Se, por um motivo qualquer, ele cobrou apenas R$ 1 dos quatro primeiros clientes, deverá comercializar os frutos remanescentes por R$ 3. Aqui não existe mágica. Os últimos compradores estarão subsidiando o desconto oferecido aos primeiros.
Basta, porém, que modifiquemos um pouco a situação, trocando as laranjas por ingressos para eventos e espetáculos, por exemplo, para que a objetividade evapore. Considera-se não só que a meia-entrada é um direito natural de estudantes e idosos como também que é por ganância que empresários tentam sabotá-la.
Está em ação aqui o que a psicologia evolutiva chama de viés anticapitalista: nossos cérebros, adaptados para a Idade da Pedra, rebelam-se contra os princípios mais elementares do funcionamento do mercado.
Em nossas cacholas, interesse público e cobiça privada são inconciliáveis.

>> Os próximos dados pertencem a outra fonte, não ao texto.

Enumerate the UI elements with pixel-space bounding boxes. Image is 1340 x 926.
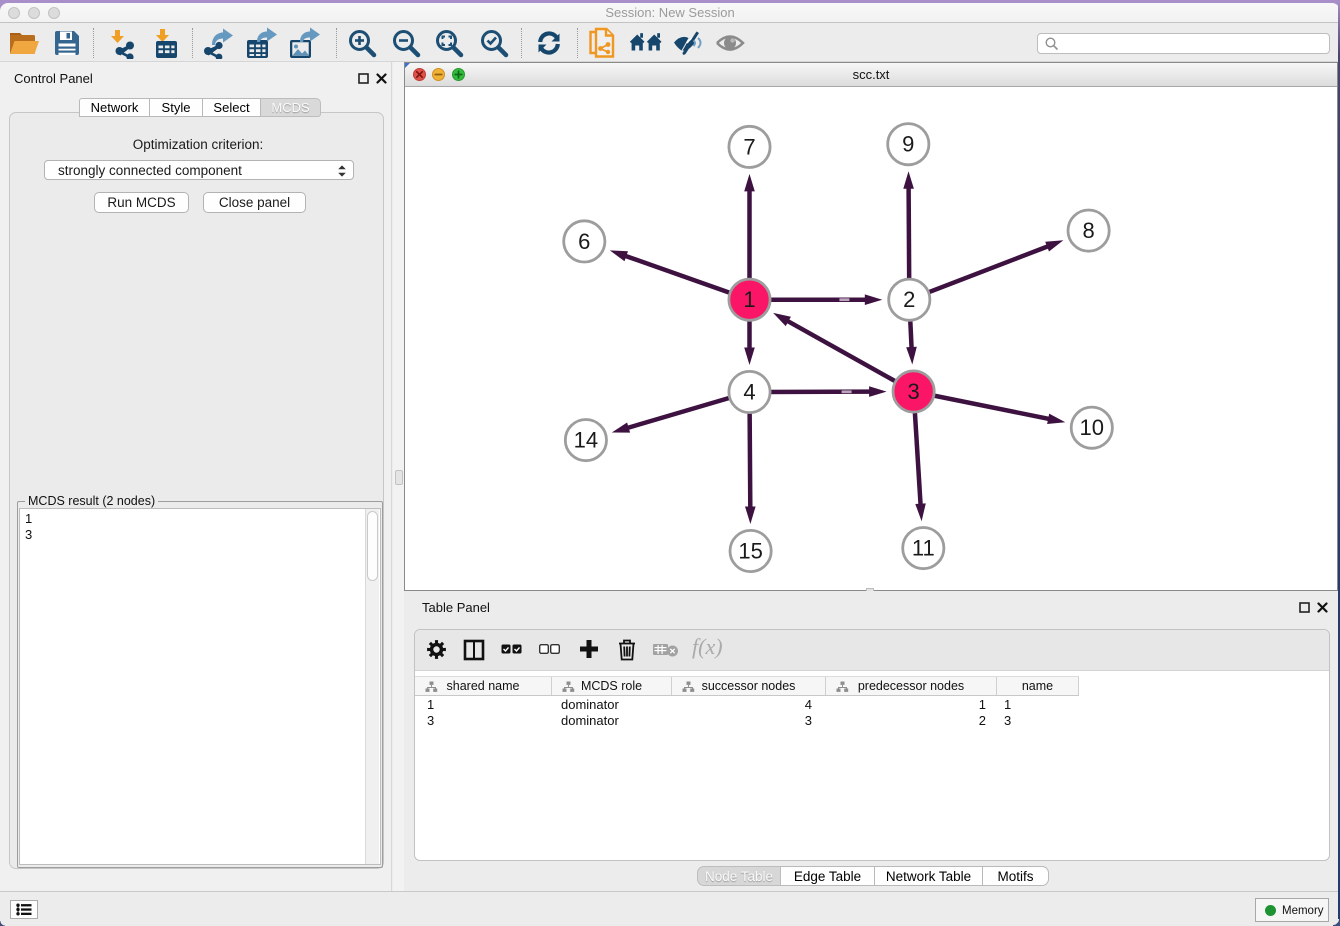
svg-text:10: 10	[1080, 415, 1104, 440]
svg-text:6: 6	[578, 229, 590, 254]
svg-text:4: 4	[743, 380, 755, 405]
svg-text:2: 2	[903, 287, 915, 312]
svg-text:9: 9	[902, 132, 914, 157]
svg-text:14: 14	[574, 428, 598, 453]
svg-text:8: 8	[1082, 218, 1094, 243]
svg-text:11: 11	[912, 536, 935, 561]
svg-text:3: 3	[907, 379, 919, 404]
svg-text:15: 15	[738, 539, 762, 564]
svg-text:7: 7	[743, 134, 755, 159]
svg-text:1: 1	[743, 287, 755, 312]
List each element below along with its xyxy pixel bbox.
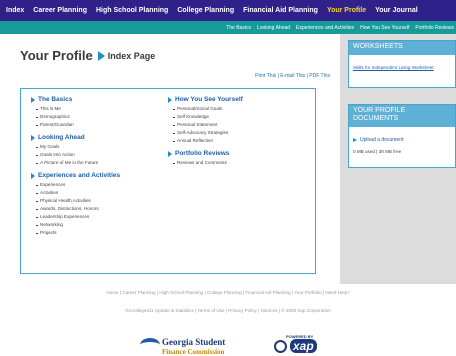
list-item[interactable]: A Picture of Me in the Future — [31, 159, 168, 167]
arrow-right-icon — [31, 134, 35, 141]
arrow-right-icon — [168, 96, 172, 103]
list-item[interactable]: This is Me — [31, 105, 168, 113]
nav-college-planning[interactable]: College Planning — [177, 7, 234, 14]
list-item[interactable]: Self Knowledge — [168, 113, 305, 121]
list-item[interactable]: Physical Health Activities — [31, 197, 168, 205]
arrow-right-icon — [31, 172, 35, 179]
list-item[interactable]: Annual Reflection — [168, 137, 305, 145]
section-portfolio-reviews: Portfolio Reviews Reviews and Comments — [168, 150, 305, 167]
arrow-right-icon — [31, 96, 35, 103]
xap-logo: POWERED BY xap — [272, 334, 332, 356]
arrow-right-icon — [97, 50, 105, 61]
main-content: Your Profile Index Page Print This | E-m… — [14, 40, 332, 282]
nav-career-planning[interactable]: Career Planning — [33, 7, 87, 14]
section-heading[interactable]: The Basics — [31, 96, 168, 103]
page-subtitle: Index Page — [107, 50, 156, 61]
list-item[interactable]: Parent/Guardian — [31, 121, 168, 129]
list-item[interactable]: My Goals — [31, 143, 168, 151]
list-item[interactable]: Personal/Social Goals — [168, 105, 305, 113]
sidebar: WORKSHEETS Skills for Independent Living… — [340, 34, 456, 284]
list-item[interactable]: Experiences — [31, 181, 168, 189]
section-the-basics: The Basics This is Me Demographics Paren… — [31, 96, 168, 129]
documents-title: YOUR PROFILE DOCUMENTS — [349, 105, 455, 127]
sub-navigation: The Basics Looking Ahead Experiences and… — [0, 21, 456, 34]
list-item[interactable]: Activities — [31, 189, 168, 197]
worksheets-title: WORKSHEETS — [349, 41, 455, 55]
xap-circle-icon — [274, 340, 287, 353]
list-item[interactable]: Networking — [31, 221, 168, 229]
left-column: The Basics This is Me Demographics Paren… — [31, 96, 168, 266]
nav-index[interactable]: Index — [6, 7, 24, 14]
list-item[interactable]: Leadership Experiences — [31, 213, 168, 221]
section-heading[interactable]: Experiences and Activities — [31, 172, 168, 179]
section-heading[interactable]: Looking Ahead — [31, 134, 168, 141]
swoosh-icon — [140, 338, 160, 352]
list-item[interactable]: Awards, Distinctions, Honors — [31, 205, 168, 213]
subnav-experiences-activities[interactable]: Experiences and Activities — [296, 25, 354, 31]
nav-financial-aid-planning[interactable]: Financial Aid Planning — [243, 7, 318, 14]
list-item[interactable]: Personal Statement — [168, 121, 305, 129]
profile-index-box: The Basics This is Me Demographics Paren… — [20, 88, 316, 274]
section-heading[interactable]: Portfolio Reviews — [168, 150, 305, 157]
footer-legal-links[interactable]: GAcollege411 Update & Statistics | Terms… — [0, 308, 456, 313]
nav-your-journal[interactable]: Your Journal — [375, 7, 418, 14]
page-heading: Your Profile Index Page — [20, 48, 155, 63]
list-item[interactable]: Reviews and Comments — [168, 159, 305, 167]
subnav-the-basics[interactable]: The Basics — [226, 25, 251, 31]
list-item[interactable]: Projects — [31, 229, 168, 237]
list-item[interactable]: Demographics — [31, 113, 168, 121]
nav-your-profile[interactable]: Your Profile — [327, 7, 366, 14]
logos-bar: Georgia Student Finance Commission POWER… — [0, 332, 456, 356]
list-item[interactable]: Self-Advocacy Strategies — [168, 129, 305, 137]
subnav-how-you-see-yourself[interactable]: How You See Yourself — [360, 25, 409, 31]
worksheet-link[interactable]: Skills for Independent Living Worksheet — [349, 55, 455, 71]
arrow-right-icon — [168, 150, 172, 157]
nav-high-school-planning[interactable]: High School Planning — [96, 7, 168, 14]
section-experiences-activities: Experiences and Activities Experiences A… — [31, 172, 168, 237]
list-item[interactable]: Goals Into Action — [31, 151, 168, 159]
top-navigation: Index Career Planning High School Planni… — [0, 0, 456, 21]
right-column: How You See Yourself Personal/Social Goa… — [168, 96, 305, 266]
footer-nav-links[interactable]: Home | Career Planning | High School Pla… — [0, 290, 456, 295]
arrow-right-icon — [353, 138, 357, 142]
page-title: Your Profile — [20, 48, 93, 63]
gsfc-logo: Georgia Student Finance Commission — [140, 334, 250, 356]
subnav-portfolio-reviews[interactable]: Portfolio Reviews — [415, 25, 454, 31]
section-looking-ahead: Looking Ahead My Goals Goals Into Action… — [31, 134, 168, 167]
print-email-pdf-links[interactable]: Print This | E-mail This | PDF This — [255, 73, 330, 79]
upload-document-link[interactable]: Upload a document — [349, 127, 455, 143]
subnav-looking-ahead[interactable]: Looking Ahead — [257, 25, 290, 31]
worksheets-panel: WORKSHEETS Skills for Independent Living… — [348, 40, 456, 88]
storage-quota: 0 MB used | 30 MB free — [353, 149, 402, 154]
section-heading[interactable]: How You See Yourself — [168, 96, 305, 103]
section-how-you-see-yourself: How You See Yourself Personal/Social Goa… — [168, 96, 305, 145]
profile-documents-panel: YOUR PROFILE DOCUMENTS Upload a document… — [348, 104, 456, 168]
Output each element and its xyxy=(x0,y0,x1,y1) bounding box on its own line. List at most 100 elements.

É só com muito treino que os estudantes de economia se livram da noção intuitiva (e errada!) de que para o empresário ganhar o consumidor precisa perder e que assimilam a ideia de que lidamos com interações de soma positiva e nas quais um vício privado (cobiça/busca pelo lucro) pode transformar-se em virtude pública (preços baixos e inovação).
Voltando à meia-entrada, se o Estatuto da Juventude for aprovado, jovens estudantes de até 29 anos serão agraciados com descontos de 50%. Como maiores de 60 já fazem jus ao mesmo benefício, o grosso da conta dos subsídios recairá sobre os pobres mortais na faixa dos 30 aos 59, uma fatia de apenas 18,5% da população.
É claro que o Brasil não deve subordinar sua soberania aos caprichos da Fifa, mas isso não implica que nossas leis façam sentido.